With races for U.S. Senate and governor still undecided, the state’s latest recount only adds to its reputation for bungling elections. To much of the world, vote-counting confusion is as authentically Florida as jam-packed theme parks, alligators on golf courses and the ubiquity of Pitbull (the Miami rapper, not the dog).
Florida’s history of election woes dates back to 2000, when it took more than five weeks for the state to declare George W. Bush the victor over Vice President Al Gore by 537 votes, thus giving Bush the presidency. Back then, punch-card ballots were punch lines. Photos of election workers using magnifying glasses to search for hanging chads and pregnant chads symbolized the painstaking process.
There are no chads this year, but there are plenty of cracks about flashbacks to the Bush-Gore contest. And, just as in 2000, the Republican candidates in the contested races have declared themselves winners and asked for the recount to stop.
Add to this a litany of other voting problems: Palm Beach County’s machines went on the fritz during the recount due to age and overwork. The electricity went out in Hillsborough County during a machine recount and resulted in an 846-vote deficit. Broward County missed the state deadline to turn in recount results by two minutes.
Those glitches led U.S. District Judge Mark Walker to ask why state officials have repeatedly failed to anticipate problems in elections.
“We have been the laughingstock of the world, election after election, and we chose not to fix this,” he said. Walker is presiding over one of several election-related lawsuits that have been filed since Nov. 6.
On Friday, election workers in all 67 counties began recounting by hand about 93,000 ballots that were not recorded by voting machines.
The entire spectacle drew late-night TV jokes.
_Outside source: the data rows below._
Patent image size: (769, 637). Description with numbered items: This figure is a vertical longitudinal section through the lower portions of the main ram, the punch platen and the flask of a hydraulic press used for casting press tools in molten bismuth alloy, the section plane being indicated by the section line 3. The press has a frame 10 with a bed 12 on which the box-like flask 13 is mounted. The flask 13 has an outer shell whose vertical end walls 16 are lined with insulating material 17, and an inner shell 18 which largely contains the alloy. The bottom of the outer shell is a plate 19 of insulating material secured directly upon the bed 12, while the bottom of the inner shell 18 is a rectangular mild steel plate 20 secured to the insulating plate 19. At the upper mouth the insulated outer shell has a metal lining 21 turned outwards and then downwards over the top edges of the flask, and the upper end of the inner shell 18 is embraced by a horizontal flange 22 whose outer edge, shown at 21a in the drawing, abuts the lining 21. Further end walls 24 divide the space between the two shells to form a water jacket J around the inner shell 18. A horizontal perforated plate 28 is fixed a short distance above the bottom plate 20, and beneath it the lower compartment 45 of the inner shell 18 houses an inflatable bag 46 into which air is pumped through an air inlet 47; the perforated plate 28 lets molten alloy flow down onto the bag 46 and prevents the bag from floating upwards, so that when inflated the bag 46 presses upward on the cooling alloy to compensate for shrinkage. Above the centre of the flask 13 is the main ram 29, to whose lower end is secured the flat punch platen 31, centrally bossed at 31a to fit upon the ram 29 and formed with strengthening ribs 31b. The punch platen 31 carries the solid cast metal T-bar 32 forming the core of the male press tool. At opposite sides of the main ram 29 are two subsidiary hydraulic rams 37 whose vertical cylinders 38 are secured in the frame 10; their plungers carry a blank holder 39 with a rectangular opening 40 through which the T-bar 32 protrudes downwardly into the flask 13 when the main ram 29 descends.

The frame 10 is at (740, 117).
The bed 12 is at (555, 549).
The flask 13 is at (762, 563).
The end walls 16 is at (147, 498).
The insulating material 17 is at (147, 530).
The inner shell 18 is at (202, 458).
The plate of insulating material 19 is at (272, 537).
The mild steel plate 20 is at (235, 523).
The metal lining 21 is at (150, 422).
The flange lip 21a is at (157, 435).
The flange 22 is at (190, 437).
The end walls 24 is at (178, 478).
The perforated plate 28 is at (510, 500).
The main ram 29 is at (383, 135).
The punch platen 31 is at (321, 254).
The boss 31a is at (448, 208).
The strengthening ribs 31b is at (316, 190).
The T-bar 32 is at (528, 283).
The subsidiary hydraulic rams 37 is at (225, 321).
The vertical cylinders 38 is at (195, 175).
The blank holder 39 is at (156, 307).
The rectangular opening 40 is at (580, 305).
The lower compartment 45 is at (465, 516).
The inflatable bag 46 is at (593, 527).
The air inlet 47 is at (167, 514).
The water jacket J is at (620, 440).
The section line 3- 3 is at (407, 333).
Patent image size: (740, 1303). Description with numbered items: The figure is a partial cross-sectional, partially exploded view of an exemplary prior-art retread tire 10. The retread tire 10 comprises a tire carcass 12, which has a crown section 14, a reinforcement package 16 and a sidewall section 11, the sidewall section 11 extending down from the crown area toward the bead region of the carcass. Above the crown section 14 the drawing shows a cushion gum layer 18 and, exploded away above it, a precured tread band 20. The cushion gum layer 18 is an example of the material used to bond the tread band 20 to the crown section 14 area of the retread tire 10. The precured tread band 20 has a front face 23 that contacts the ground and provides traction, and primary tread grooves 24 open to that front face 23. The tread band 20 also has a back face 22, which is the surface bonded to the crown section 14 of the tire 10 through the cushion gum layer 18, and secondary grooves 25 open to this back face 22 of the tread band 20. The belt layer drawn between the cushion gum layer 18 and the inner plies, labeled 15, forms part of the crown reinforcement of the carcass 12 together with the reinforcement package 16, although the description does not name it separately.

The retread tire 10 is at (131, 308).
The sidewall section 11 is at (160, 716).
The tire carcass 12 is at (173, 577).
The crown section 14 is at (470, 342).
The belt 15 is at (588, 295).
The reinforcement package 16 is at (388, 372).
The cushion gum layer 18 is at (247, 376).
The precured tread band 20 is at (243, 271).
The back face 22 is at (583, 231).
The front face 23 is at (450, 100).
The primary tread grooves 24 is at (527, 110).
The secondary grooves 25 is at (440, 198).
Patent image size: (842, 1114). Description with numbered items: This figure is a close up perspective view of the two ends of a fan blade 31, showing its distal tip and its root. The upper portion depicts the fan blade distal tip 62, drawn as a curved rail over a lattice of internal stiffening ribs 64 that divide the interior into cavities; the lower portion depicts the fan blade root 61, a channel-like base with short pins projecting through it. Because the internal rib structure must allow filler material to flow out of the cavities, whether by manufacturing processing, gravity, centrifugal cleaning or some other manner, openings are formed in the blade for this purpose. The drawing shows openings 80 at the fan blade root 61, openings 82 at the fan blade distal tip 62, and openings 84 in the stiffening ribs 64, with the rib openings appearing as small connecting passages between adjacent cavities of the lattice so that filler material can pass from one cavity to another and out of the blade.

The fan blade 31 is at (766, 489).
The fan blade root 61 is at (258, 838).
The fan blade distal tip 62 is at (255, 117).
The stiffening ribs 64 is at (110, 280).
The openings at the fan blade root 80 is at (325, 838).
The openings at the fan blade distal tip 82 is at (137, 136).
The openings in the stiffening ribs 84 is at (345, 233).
Ally Hoard, Broward county native and writer on “Late Night With Seth Myers,” was merciless in a video clip.
“How will Florida handle this recount? Not great,” she said. “Florida is a mess. The people are confused and the system is corrupt.”
But some others, like 74-year-old Dunedin resident Mary Sanders, said the “laughingstock” comment, and all the jokes, are unwarranted.
“I don’t think that now that I live here,” the New Jersey transplant said. “I guess I’m becoming more pro-Florida.”
Sanders, a volunteer with the League of Women Voters, spent Thursday in a windowless room at the Pinellas County election supervisor’s office with dozens of other observers, watching officials scrutinize ballots. She said the world doesn’t see the normal side of Florida during times such as this.
“Here in Pinellas County at least, it’s been a very well-run election,” she said. Indeed, the recount there has been run like clockwork, with election officials giving tours of the ballot warehouse and handing reporters detailed agendas of daily activity.
Paul George, a Miami historian, isn’t so certain about Florida’s reputation, or as charitable as Sanders.
“We’re a joke,” he said.
George thinks part of the problem is that, to some degree, people come to Florida to start over. The traditions and habits they had elsewhere aren’t the same in the Sunshine State.
“It’s different here,” he said. “If you’re back home in, say, Ohio, you know the people at the precinct.”
And the state has many new citizens, he said, along with confusing ballot designs. Or perhaps, he mused, election drama is something intrinsic to Florida.
“Are you aware of what happened in 1876?” he asks, with mirth in his voice.
That’s when the U.S. had a hotly contested presidential election. The winner wasn’t certain until March 2, 1877. Democrat Samuel Tilden won the popular vote, and Republican Rutherford B. Hayes won the Electoral College. Allegations of fraud abounded.
Votes from three states were disputed. Which state had problems?
“MORE TROUBLE IN FLORIDA,” read an Associated Press headline from Jan. 6, 1877.